Setelah menerima telepon Yuqing, dia terus bermain catur, berspekulasi tentang saham, dan hanya tidur siang di pagi hari.
Setelah bangun, dia membuat susu bubuk terlebih dahulu, membuat makanan pendamping, dan mengemasi bayi sebelum mengemasi barang bawaannya.
Setelah pukul sepuluh, sebuah BMW melaju ke pintu studio.
Begitu mobil berhenti, kursi belakang terbuka, dan sesosok melompat turun. Itu adalah seorang gadis cantik dengan jaket merah muda, tapi itu bukan Huang Yiyi.
"sepupu!"
mengetuk pintu dan melihat Ye Mo, Huang Yiyi tersenyum hangat.
Meskipun saya sering menontonnya secara langsung, saya sudah lama tidak melihatnya.
"berlibur?"
Ye Mo meliriknya dan tersenyum.
"Yah! Ini hanya beberapa hari libur," kata Huang Yiyi dengan gembira.
"Bagaimana nilaimu?" Ye Mo bertanya.
"Ups! Sepupu, jangan bicarakan ini, oke! Siapa pun yang pergi ke universitas akan bertanya tentang nilai. "Huang Yiyi cemberut dan berkata dengan marah.

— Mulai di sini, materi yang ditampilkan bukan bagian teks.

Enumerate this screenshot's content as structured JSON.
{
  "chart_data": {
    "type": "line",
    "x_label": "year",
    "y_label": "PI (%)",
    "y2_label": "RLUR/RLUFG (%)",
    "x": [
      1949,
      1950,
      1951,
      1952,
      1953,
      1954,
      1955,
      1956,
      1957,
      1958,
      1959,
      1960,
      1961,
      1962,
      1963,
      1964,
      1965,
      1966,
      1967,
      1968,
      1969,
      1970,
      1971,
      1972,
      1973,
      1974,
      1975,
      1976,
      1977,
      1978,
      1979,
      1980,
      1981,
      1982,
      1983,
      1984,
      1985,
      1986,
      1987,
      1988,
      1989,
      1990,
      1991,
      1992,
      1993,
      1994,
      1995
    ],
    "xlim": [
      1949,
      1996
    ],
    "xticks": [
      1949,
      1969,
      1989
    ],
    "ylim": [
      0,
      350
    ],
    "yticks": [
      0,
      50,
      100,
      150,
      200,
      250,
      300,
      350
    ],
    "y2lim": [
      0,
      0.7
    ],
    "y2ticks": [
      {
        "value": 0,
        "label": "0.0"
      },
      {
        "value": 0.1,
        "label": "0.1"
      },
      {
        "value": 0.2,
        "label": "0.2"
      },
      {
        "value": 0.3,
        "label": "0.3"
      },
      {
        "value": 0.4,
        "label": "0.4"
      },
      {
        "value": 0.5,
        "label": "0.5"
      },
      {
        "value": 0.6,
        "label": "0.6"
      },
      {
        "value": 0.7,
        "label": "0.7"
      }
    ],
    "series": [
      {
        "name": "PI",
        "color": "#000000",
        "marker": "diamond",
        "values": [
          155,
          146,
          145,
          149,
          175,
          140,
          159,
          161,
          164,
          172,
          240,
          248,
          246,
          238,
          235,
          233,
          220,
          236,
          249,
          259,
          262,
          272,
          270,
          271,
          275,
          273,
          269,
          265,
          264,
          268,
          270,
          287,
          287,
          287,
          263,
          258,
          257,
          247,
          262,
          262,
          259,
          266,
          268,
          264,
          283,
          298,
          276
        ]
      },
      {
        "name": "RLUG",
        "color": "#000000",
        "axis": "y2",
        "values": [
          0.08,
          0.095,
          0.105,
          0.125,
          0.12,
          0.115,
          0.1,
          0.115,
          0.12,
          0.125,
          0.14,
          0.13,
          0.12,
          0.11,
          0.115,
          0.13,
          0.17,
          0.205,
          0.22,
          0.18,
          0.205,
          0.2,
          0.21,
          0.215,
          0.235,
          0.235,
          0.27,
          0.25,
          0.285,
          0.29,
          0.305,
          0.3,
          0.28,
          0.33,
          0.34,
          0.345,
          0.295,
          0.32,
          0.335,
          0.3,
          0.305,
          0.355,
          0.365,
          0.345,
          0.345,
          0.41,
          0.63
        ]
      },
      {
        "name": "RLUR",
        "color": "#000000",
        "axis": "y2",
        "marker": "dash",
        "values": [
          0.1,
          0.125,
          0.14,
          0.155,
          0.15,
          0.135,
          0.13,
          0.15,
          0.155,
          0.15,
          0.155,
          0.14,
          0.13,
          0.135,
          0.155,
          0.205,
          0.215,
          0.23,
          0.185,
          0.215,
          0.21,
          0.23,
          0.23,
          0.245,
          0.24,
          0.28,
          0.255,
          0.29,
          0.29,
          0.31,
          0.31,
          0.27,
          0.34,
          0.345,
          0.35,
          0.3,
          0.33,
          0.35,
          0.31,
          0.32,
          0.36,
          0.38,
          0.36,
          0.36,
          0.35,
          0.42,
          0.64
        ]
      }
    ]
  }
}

Sepupu, bukankah dia yang tidak bisa membuka panci tanpa mengangkatnya!
Dengan penampilan cerobohnya yang biasa, dia hanya bajingan, dan nilai apa yang bisa dia capai.
Dia melakukan pekerjaan yang baik dalam sajak puisi, dia yang pertama! "Huang Yiyi ragu-ragu sejenak, sedikit malu, dan kemudian, ketika dia berbicara tentang sajak puisi, matanya menyala. naik sedikit.
"Dia!"
Ye Mo tercengang ketika mendengar ini, dan memiliki sedikit kesan tentang gadis bernama Jiang Shiyun ini.

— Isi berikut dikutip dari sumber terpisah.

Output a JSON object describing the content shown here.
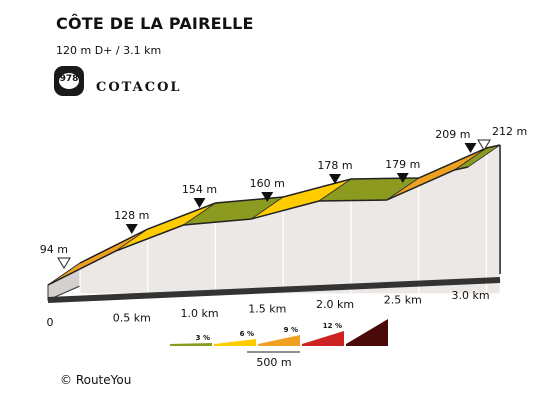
{
  "header": {
    "title": "CÔTE DE LA PAIRELLE",
    "subtitle": "120 m D+ / 3.1 km",
    "badge_number": "978",
    "brand": "COTACOL"
  },
  "footer": {
    "copyright": "© RouteYou"
  },
  "colors": {
    "grade_3": "#8c9a1f",
    "grade_6": "#ffcc00",
    "grade_9": "#f0a020",
    "grade_12": "#cc2222",
    "grade_max": "#4a0a0a",
    "side_face": "#e8e4e2",
    "front_face": "#d4d0ce",
    "base_top": "#333333"
  },
  "chart_data": {
    "type": "area",
    "title": "CÔTE DE LA PAIRELLE",
    "xlabel": "",
    "ylabel": "",
    "xunit": "km",
    "yunit": "m",
    "xlim": [
      0,
      3.1
    ],
    "x_ticks": [
      {
        "value": 0,
        "label": "0"
      },
      {
        "value": 0.5,
        "label": "0.5 km"
      },
      {
        "value": 1.0,
        "label": "1.0 km"
      },
      {
        "value": 1.5,
        "label": "1.5 km"
      },
      {
        "value": 2.0,
        "label": "2.0 km"
      },
      {
        "value": 2.5,
        "label": "2.5 km"
      },
      {
        "value": 3.0,
        "label": "3.0 km"
      }
    ],
    "points": [
      {
        "x": 0.0,
        "y": 94,
        "label": "94 m",
        "marker": "open"
      },
      {
        "x": 0.5,
        "y": 128,
        "label": "128 m",
        "marker": "filled"
      },
      {
        "x": 1.0,
        "y": 154,
        "label": "154 m",
        "marker": "filled"
      },
      {
        "x": 1.5,
        "y": 160,
        "label": "160 m",
        "marker": "filled"
      },
      {
        "x": 2.0,
        "y": 178,
        "label": "178 m",
        "marker": "filled"
      },
      {
        "x": 2.5,
        "y": 179,
        "label": "179 m",
        "marker": "filled"
      },
      {
        "x": 3.0,
        "y": 209,
        "label": "209 m",
        "marker": "filled"
      },
      {
        "x": 3.1,
        "y": 212,
        "label": "212 m",
        "marker": "open"
      }
    ],
    "segment_grades": [
      "grade_9",
      "grade_6",
      "grade_3",
      "grade_6",
      "grade_3",
      "grade_9",
      "grade_3"
    ],
    "legend": {
      "items": [
        {
          "label": "3 %",
          "color": "grade_3"
        },
        {
          "label": "6 %",
          "color": "grade_6"
        },
        {
          "label": "9 %",
          "color": "grade_9"
        },
        {
          "label": "12 %",
          "color": "grade_12"
        },
        {
          "label": "",
          "color": "grade_max"
        }
      ],
      "scale_label": "500 m",
      "position": "bottom-center"
    }
  }
}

"Sepupu, akankah kakak iparku pergi kali ini?"
Huang Yiyi meraih lengannya, mengguncangnya, dan bertanya dengan penuh harap.
"Pergi!"
Ye Mo tersenyum dan mengangguk.
“Ya! Bagus sekali!” Huang Yiyi meremas kepalan tangan merah mudanya, sangat bersemangat hingga dia hampir melompat.

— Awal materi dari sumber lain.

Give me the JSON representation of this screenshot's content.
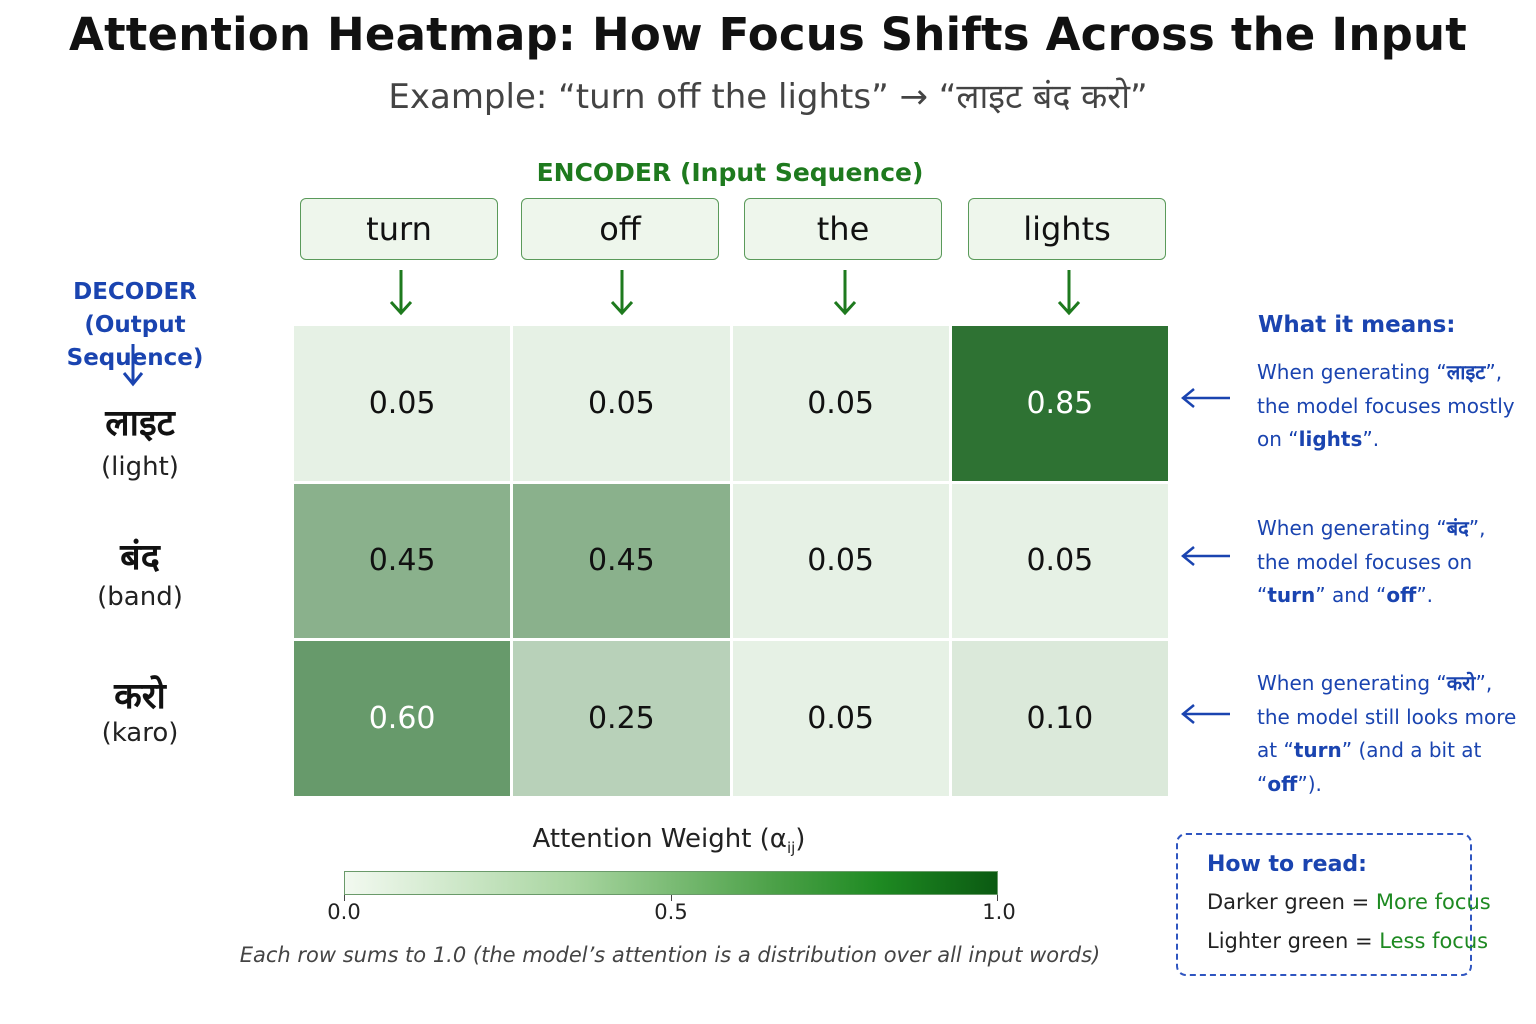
{
  "title": "Attention Heatmap: How Focus Shifts Across the Input",
  "subtitle": "Example: “turn off the lights”  → “लाइट बंद करो”",
  "chart_data": {
    "type": "heatmap",
    "xlabel": "ENCODER (Input Sequence)",
    "ylabel_line1": "DECODER",
    "ylabel_line2": "(Output Sequence)",
    "x": [
      "turn",
      "off",
      "the",
      "lights"
    ],
    "y": [
      {
        "word": "लाइट",
        "roman": "(light)"
      },
      {
        "word": "बंद",
        "roman": "(band)"
      },
      {
        "word": "करो",
        "roman": "(karo)"
      }
    ],
    "values": [
      [
        0.05,
        0.05,
        0.05,
        0.85
      ],
      [
        0.45,
        0.45,
        0.05,
        0.05
      ],
      [
        0.6,
        0.25,
        0.05,
        0.1
      ]
    ],
    "value_labels": [
      [
        "0.05",
        "0.05",
        "0.05",
        "0.85"
      ],
      [
        "0.45",
        "0.45",
        "0.05",
        "0.05"
      ],
      [
        "0.60",
        "0.25",
        "0.05",
        "0.10"
      ]
    ],
    "colorbar": {
      "label": "Attention Weight (α",
      "label_sub": "ij",
      "label_end": ")",
      "range": [
        0.0,
        1.0
      ],
      "ticks": [
        "0.0",
        "0.5",
        "1.0"
      ],
      "colors": [
        "#f2f9f0",
        "#0b5a12"
      ]
    }
  },
  "explanations": {
    "title": "What it means:",
    "rows": [
      {
        "l1_pre": "When generating “",
        "l1_word": "लाइट",
        "l1_post": "”,",
        "l2": "the model focuses mostly",
        "l3_pre": "on “",
        "l3_bold": "lights",
        "l3_post": "”."
      },
      {
        "l1_pre": "When generating “",
        "l1_word": "बंद",
        "l1_post": "”,",
        "l2": "the model focuses on",
        "l3_pre": "“",
        "l3_bold": "turn",
        "l3_mid": "” and “",
        "l3_bold2": "off",
        "l3_post": "”."
      },
      {
        "l1_pre": "When generating “",
        "l1_word": "करो",
        "l1_post": "”,",
        "l2": "the model still looks more",
        "l3_pre": "at “",
        "l3_bold": "turn",
        "l3_mid": "” (and a bit at “",
        "l3_bold2": "off",
        "l3_post": "”)."
      }
    ]
  },
  "footnote": "Each row sums to 1.0 (the model’s attention is a distribution over all input words)",
  "legend": {
    "title": "How to read:",
    "dark_prefix": "Darker green = ",
    "dark_value": "More focus",
    "light_prefix": "Lighter green = ",
    "light_value": "Less focus"
  },
  "colors": {
    "accent_green": "#1e7a1e",
    "accent_blue": "#1a44b0"
  }
}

Kakak ipar ratu itu, dia merindukannya!
"Xiao Mo, aku datang!"
Paman San turun dari mobil, mendekat, dan mengambil koper Ye Mo, "Ayo pergi, ayo pergi ke stasiun, ayahmu dan yang lainnya sudah naik mobil dan akan tiba lebih awal dari kita, ketika kita sampai di sana, ayo pergi ke mereka."
"ini baik!"
Ye Mo menutup pintu, mengambil bayinya, dan masuk ke mobil.
"Bibi!"
Dia memanggil bibi ketiga di kursi penumpang.
"Mo Kecil!"
Bibi ketiga berbalik dan tersenyum antusias.
"hilang!"
Paman San menutup pintu bagasi, berjalan kembali, masuk ke mobil, dan pergi.